A Câmara ficava no piso superior e as cadeias foram instaladas abaixo, no térreo. Em 1698, de acordo com Francisco Senna, ocorreu uma reforma com o acréscimo de uma torre com sino, casas de audiências e outros cômodos. Neste mesmo período, segundo o professor, foram criadas e instaladas as comarcas de Jaguaripe, Cachoeira e São Francisco do Conde a partir do desmembramento da que funcionava em Salvador como única da Bahia.
Em 1609, Salvador ganhou a Casa de Relação, que pode ser comparada ao contemporâneo Tribunal de Justiça. Foi a primeira instituição desse tipo nas Américas. Por conta da instalação desse novo espaço do poder colonial, de acordo com Francisco Senna, o padre Antônio Vieira, a referência em oratória sacra, veio para Salvador (1608-1697). “Ele chegou ainda criança porque seu pai foi designado para ser um dos desembargadores e fundadores da Casa de Relação”, acrescenta Francisco Senna.
Outra instituição contemporânea da Câmara foi a Santa Casa de Misericórdia. Fundada em Portugal no século XV, a instituição foi instalada em Salvador para a prestação de serviços assistenciais e funerários.
Renovação
De 1887 a 1888, a Câmara passou por uma reforma. O imóvel recebeu uma configuração neoclássica por meio de um projeto do arquiteto Francisco de Azevedo Caminhoá.
“Ele fez um revestimento da fachada da Câmara com elementos neoclássicos, com rebocos, com platibanda. O sino foi substituído por um relógio e gradis neoclássicos substituíram os de ferro batido. A adoção do modelo neoclássico foi feita em todo o Centro Histórico da cidade como o Palácio Rio Branco”, destaca Francisco Senna.
No final da década de 1960 do século XX, a Câmara começou a retornar ao seu modelo original. O projeto viabilizado pelo Iphan e conduzido pelo arquiteto Fernando Machado Leal foi financiado pela Prefeitura de Salvador. A obra foi marcada pelo retorno da fachada original do imóvel, assim como de elementos do projeto de Frei Macário de São João.

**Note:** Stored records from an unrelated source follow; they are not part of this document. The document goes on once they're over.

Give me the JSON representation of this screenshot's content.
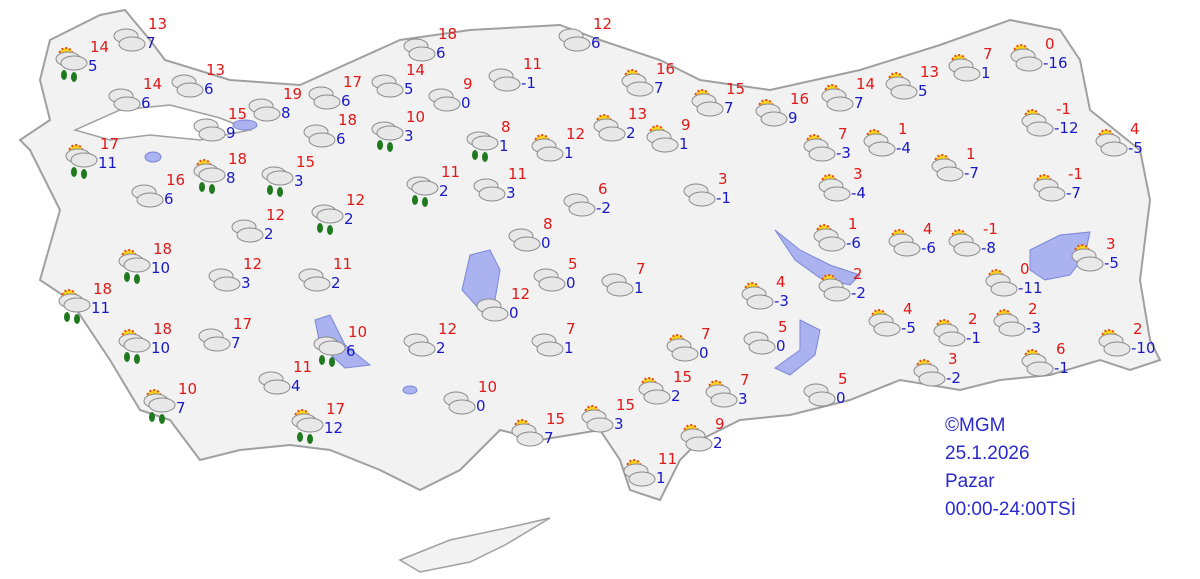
{
  "map": {
    "land_color": "#f2f2f2",
    "border_color": "#a0a0a0",
    "lake_color": "#aab2f0"
  },
  "legend_colors": {
    "high": "#e01818",
    "low": "#1818c8"
  },
  "stamp": {
    "source": "©MGM",
    "date": "25.1.2026",
    "day": "Pazar",
    "period": "00:00-24:00TSİ"
  },
  "stations": [
    {
      "icon": "sun-rain",
      "high": "14",
      "low": "5"
    },
    {
      "icon": "cloudy",
      "high": "13",
      "low": "7"
    },
    {
      "icon": "cloudy",
      "high": "14",
      "low": "6"
    },
    {
      "icon": "cloudy",
      "high": "13",
      "low": "6"
    },
    {
      "icon": "sun-rain",
      "high": "17",
      "low": "11"
    },
    {
      "icon": "cloudy",
      "high": "15",
      "low": "9"
    },
    {
      "icon": "cloudy",
      "high": "19",
      "low": "8"
    },
    {
      "icon": "cloudy",
      "high": "17",
      "low": "6"
    },
    {
      "icon": "cloudy",
      "high": "14",
      "low": "5"
    },
    {
      "icon": "cloudy",
      "high": "18",
      "low": "6"
    },
    {
      "icon": "cloudy",
      "high": "18",
      "low": "6"
    },
    {
      "icon": "rain",
      "high": "10",
      "low": "3"
    },
    {
      "icon": "sun-rain",
      "high": "18",
      "low": "8"
    },
    {
      "icon": "cloudy",
      "high": "16",
      "low": "6"
    },
    {
      "icon": "rain",
      "high": "15",
      "low": "3"
    },
    {
      "icon": "rain",
      "high": "12",
      "low": "2"
    },
    {
      "icon": "cloudy",
      "high": "12",
      "low": "2"
    },
    {
      "icon": "cloudy",
      "high": "9",
      "low": "0"
    },
    {
      "icon": "cloudy",
      "high": "11",
      "low": "-1"
    },
    {
      "icon": "rain",
      "high": "8",
      "low": "1"
    },
    {
      "icon": "rain",
      "high": "11",
      "low": "2"
    },
    {
      "icon": "cloudy",
      "high": "11",
      "low": "3"
    },
    {
      "icon": "cloudy",
      "high": "12",
      "low": "6"
    },
    {
      "icon": "partly-cloudy",
      "high": "12",
      "low": "1"
    },
    {
      "icon": "partly-cloudy",
      "high": "13",
      "low": "2"
    },
    {
      "icon": "partly-cloudy",
      "high": "9",
      "low": "1"
    },
    {
      "icon": "partly-cloudy",
      "high": "16",
      "low": "7"
    },
    {
      "icon": "partly-cloudy",
      "high": "15",
      "low": "7"
    },
    {
      "icon": "partly-cloudy",
      "high": "16",
      "low": "9"
    },
    {
      "icon": "cloudy",
      "high": "6",
      "low": "-2"
    },
    {
      "icon": "cloudy",
      "high": "3",
      "low": "-1"
    },
    {
      "icon": "cloudy",
      "high": "8",
      "low": "0"
    },
    {
      "icon": "cloudy",
      "high": "5",
      "low": "0"
    },
    {
      "icon": "cloudy",
      "high": "7",
      "low": "1"
    },
    {
      "icon": "cloudy",
      "high": "12",
      "low": "0"
    },
    {
      "icon": "sun-rain",
      "high": "18",
      "low": "10"
    },
    {
      "icon": "cloudy",
      "high": "12",
      "low": "3"
    },
    {
      "icon": "cloudy",
      "high": "11",
      "low": "2"
    },
    {
      "icon": "sun-rain",
      "high": "18",
      "low": "11"
    },
    {
      "icon": "sun-rain",
      "high": "18",
      "low": "10"
    },
    {
      "icon": "cloudy",
      "high": "17",
      "low": "7"
    },
    {
      "icon": "rain",
      "high": "10",
      "low": "6"
    },
    {
      "icon": "cloudy",
      "high": "12",
      "low": "2"
    },
    {
      "icon": "cloudy",
      "high": "7",
      "low": "1"
    },
    {
      "icon": "cloudy",
      "high": "11",
      "low": "4"
    },
    {
      "icon": "sun-rain",
      "high": "10",
      "low": "7"
    },
    {
      "icon": "cloudy",
      "high": "10",
      "low": "0"
    },
    {
      "icon": "sun-rain",
      "high": "17",
      "low": "12"
    },
    {
      "icon": "partly-cloudy",
      "high": "15",
      "low": "7"
    },
    {
      "icon": "partly-cloudy",
      "high": "15",
      "low": "3"
    },
    {
      "icon": "partly-cloudy",
      "high": "15",
      "low": "2"
    },
    {
      "icon": "partly-cloudy",
      "high": "7",
      "low": "0"
    },
    {
      "icon": "partly-cloudy",
      "high": "7",
      "low": "3"
    },
    {
      "icon": "partly-cloudy",
      "high": "9",
      "low": "2"
    },
    {
      "icon": "partly-cloudy",
      "high": "11",
      "low": "1"
    },
    {
      "icon": "cloudy",
      "high": "5",
      "low": "0"
    },
    {
      "icon": "cloudy",
      "high": "5",
      "low": "0"
    },
    {
      "icon": "partly-cloudy",
      "high": "14",
      "low": "7"
    },
    {
      "icon": "partly-cloudy",
      "high": "13",
      "low": "5"
    },
    {
      "icon": "partly-cloudy",
      "high": "7",
      "low": "1"
    },
    {
      "icon": "partly-cloudy",
      "high": "0",
      "low": "-16"
    },
    {
      "icon": "partly-cloudy",
      "high": "7",
      "low": "-3"
    },
    {
      "icon": "partly-cloudy",
      "high": "1",
      "low": "-4"
    },
    {
      "icon": "partly-cloudy",
      "high": "1",
      "low": "-7"
    },
    {
      "icon": "partly-cloudy",
      "high": "-1",
      "low": "-12"
    },
    {
      "icon": "partly-cloudy",
      "high": "4",
      "low": "-5"
    },
    {
      "icon": "partly-cloudy",
      "high": "-1",
      "low": "-7"
    },
    {
      "icon": "partly-cloudy",
      "high": "3",
      "low": "-4"
    },
    {
      "icon": "partly-cloudy",
      "high": "1",
      "low": "-6"
    },
    {
      "icon": "partly-cloudy",
      "high": "4",
      "low": "-6"
    },
    {
      "icon": "partly-cloudy",
      "high": "-1",
      "low": "-8"
    },
    {
      "icon": "partly-cloudy",
      "high": "3",
      "low": "-5"
    },
    {
      "icon": "partly-cloudy",
      "high": "4",
      "low": "-3"
    },
    {
      "icon": "partly-cloudy",
      "high": "2",
      "low": "-2"
    },
    {
      "icon": "partly-cloudy",
      "high": "0",
      "low": "-11"
    },
    {
      "icon": "partly-cloudy",
      "high": "4",
      "low": "-5"
    },
    {
      "icon": "partly-cloudy",
      "high": "2",
      "low": "-1"
    },
    {
      "icon": "partly-cloudy",
      "high": "2",
      "low": "-3"
    },
    {
      "icon": "partly-cloudy",
      "high": "2",
      "low": "-10"
    },
    {
      "icon": "partly-cloudy",
      "high": "3",
      "low": "-2"
    },
    {
      "icon": "partly-cloudy",
      "high": "6",
      "low": "-1"
    }
  ]
}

“Foram retirados os acréscimos feitos em 1888: a platibanda, os gradis novos e o revestimento. Por debaixo apareceu toda a cantaria e tudo aquilo que era do século XVII. O sino foi restituído para o lugar onde estava o relógio e tudo foi inaugurado com festa”, completa Francisco Senna.

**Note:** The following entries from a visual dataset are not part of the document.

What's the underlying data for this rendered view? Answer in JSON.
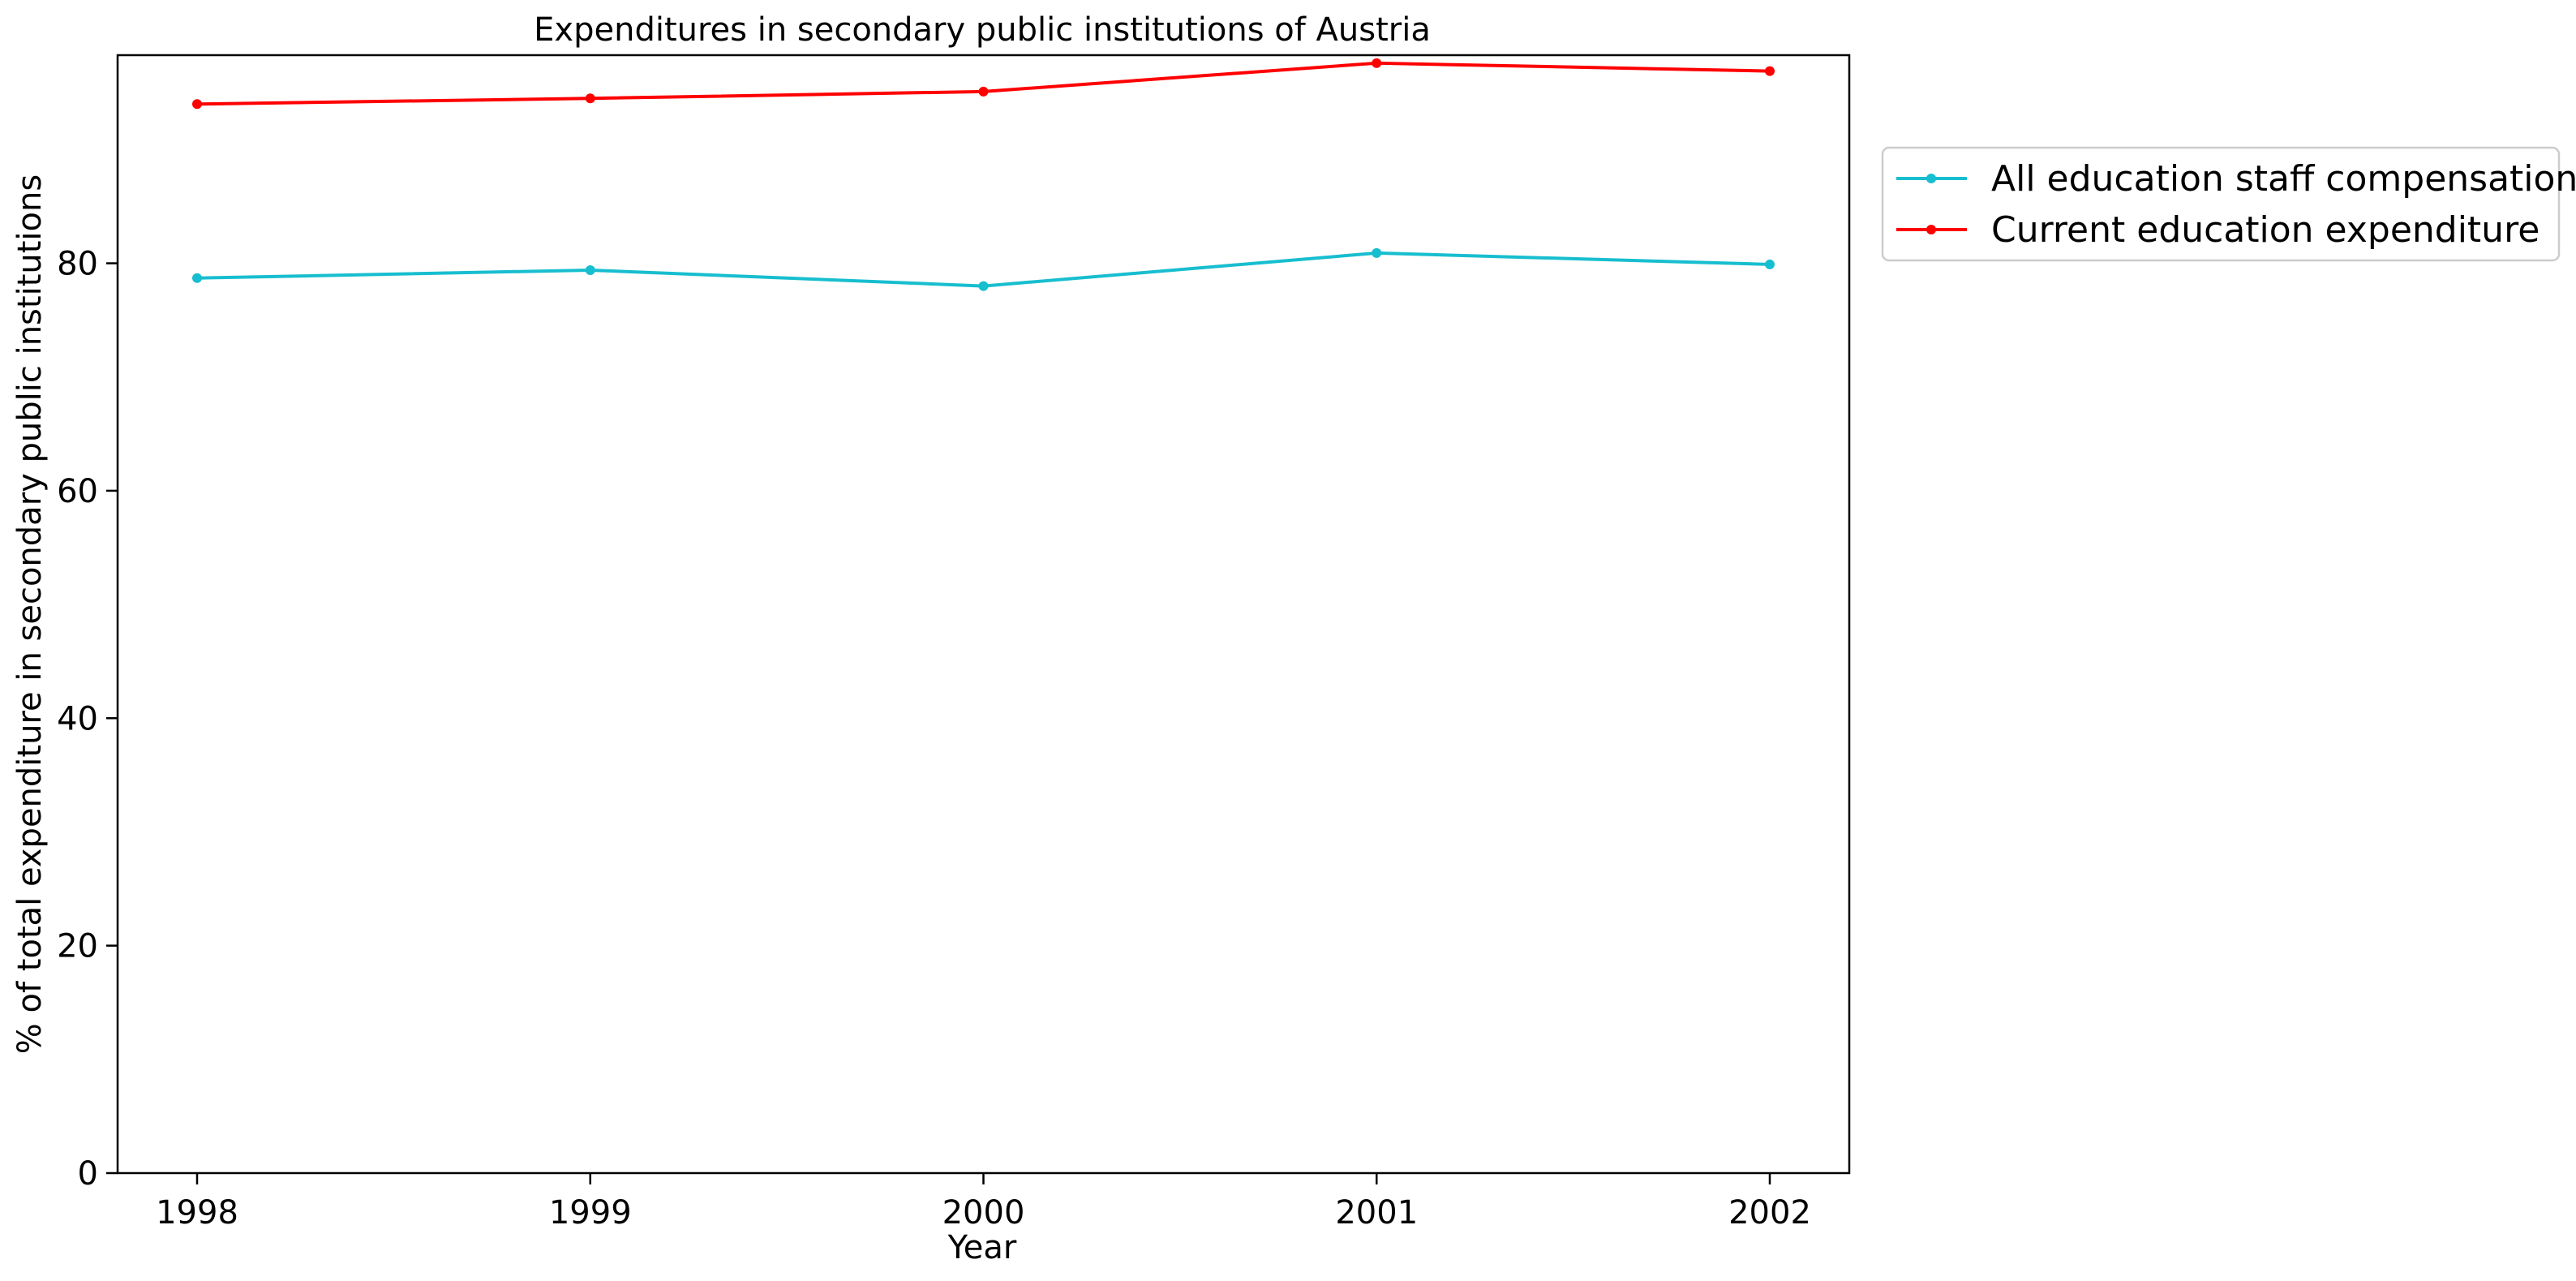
{
  "chart_data": {
    "type": "line",
    "title": "Expenditures in secondary public institutions of Austria",
    "xlabel": "Year",
    "ylabel": "% of total expenditure in secondary public institutions",
    "x": [
      "1998",
      "1999",
      "2000",
      "2001",
      "2002"
    ],
    "ylim": [
      0,
      98.3
    ],
    "yticks": [
      "0",
      "20",
      "40",
      "60",
      "80"
    ],
    "grid": false,
    "legend_position": "outside-right-top",
    "series": [
      {
        "name": "All education staff compensation",
        "color": "#17becf",
        "values": [
          78.7,
          79.4,
          78.0,
          80.9,
          79.9
        ]
      },
      {
        "name": "Current education expenditure",
        "color": "#ff0000",
        "values": [
          94.0,
          94.5,
          95.1,
          97.6,
          96.9
        ]
      }
    ]
  }
}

No final da década de 1990 foi instalado o Memorial da Câmara Municipal de Salvador. Criado pelo Decreto Legislativo nº 855 de 10 de outubro de 1997 e inaugurado em 2001, o espaço conta as histórias da Câmara por meio de maquetes, documentos e material iconográfico.

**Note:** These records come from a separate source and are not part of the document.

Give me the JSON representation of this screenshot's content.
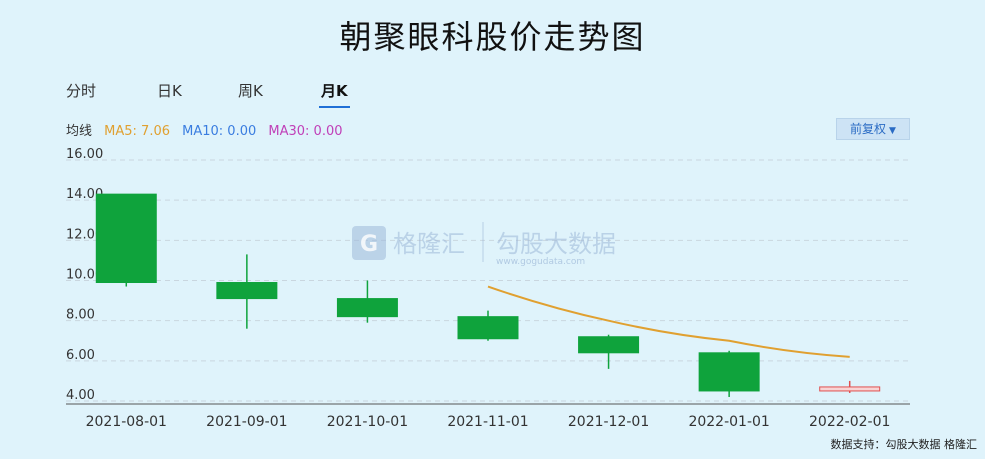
{
  "title": "朝聚眼科股价走势图",
  "tabs": [
    {
      "label": "分时",
      "active": false
    },
    {
      "label": "日K",
      "active": false
    },
    {
      "label": "周K",
      "active": false
    },
    {
      "label": "月K",
      "active": true
    }
  ],
  "ma": {
    "label": "均线",
    "ma5": "MA5: 7.06",
    "ma10": "MA10: 0.00",
    "ma30": "MA30: 0.00",
    "colors": {
      "ma5": "#e0a030",
      "ma10": "#3a7de0",
      "ma30": "#c040b8"
    }
  },
  "adjust_button": {
    "label": "前复权"
  },
  "watermark": {
    "brand1": "格隆汇",
    "brand2": "勾股大数据",
    "url": "www.gogudata.com"
  },
  "footer": "数据支持：勾股大数据 格隆汇",
  "chart_data": {
    "type": "candlestick",
    "ylim": [
      4.0,
      16.0
    ],
    "yticks": [
      "4.00",
      "6.00",
      "8.00",
      "10.00",
      "12.00",
      "14.00",
      "16.00"
    ],
    "categories": [
      "2021-08-01",
      "2021-09-01",
      "2021-10-01",
      "2021-11-01",
      "2021-12-01",
      "2022-01-01",
      "2022-02-01"
    ],
    "candles": [
      {
        "open": 14.3,
        "close": 9.9,
        "high": 14.3,
        "low": 9.7
      },
      {
        "open": 9.9,
        "close": 9.1,
        "high": 11.3,
        "low": 7.6
      },
      {
        "open": 9.1,
        "close": 8.2,
        "high": 10.0,
        "low": 7.9
      },
      {
        "open": 8.2,
        "close": 7.1,
        "high": 8.5,
        "low": 7.0
      },
      {
        "open": 7.2,
        "close": 6.4,
        "high": 7.3,
        "low": 5.6
      },
      {
        "open": 6.4,
        "close": 4.5,
        "high": 6.5,
        "low": 4.2
      },
      {
        "open": 4.5,
        "close": 4.7,
        "high": 5.0,
        "low": 4.4
      }
    ],
    "ma5_line": [
      null,
      null,
      null,
      9.7,
      8.0,
      7.0,
      6.2
    ],
    "colors": {
      "down": "#0fa33c",
      "up_fill": "#f8d4d4",
      "up_border": "#e05050",
      "ma5": "#e0a030",
      "grid": "#c9d6df",
      "axis_text": "#333"
    }
  }
}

Em visita ao memorial é possível visualizar o subsolo do prédio onde ficava a prisão, material arqueológico encontrado em obras de escavação para reforma, dentre outros elementos. A Câmara possui uma pinacoteca composta por retratos de personagens importantes para a história de Salvador pintados por artistas como Lopes Rodrigues, Presciliano Silva, Alberto Valença, Victor Meireles, Henrique Passos, Carlos Bastos e Floriano Teixeira. “A Câmara tem um papel político importantíssimo. É a Câmara que julga a prefeitura, que aprova os projetos. A Câmara é a instância maior, na verdade”, aponta Francisco Senna.
Além de espaço para o exercício da cidadania, afinal o povo é que delega o poder de representação por meio da escolha de vereadores, a Câmara de Salvador tem muito a contar sobre a história e transformações de Salvador, afinal os grandes embates sobre os mais variados temas a tiveram e ainda tem como um grande palco de mediação ou enfrentamento.
Cleidiana Ramos é jornalista e doutora em Antropologia
*A reprodução de trechos das edições de A TARDE mantém a grafia ortográfica do período.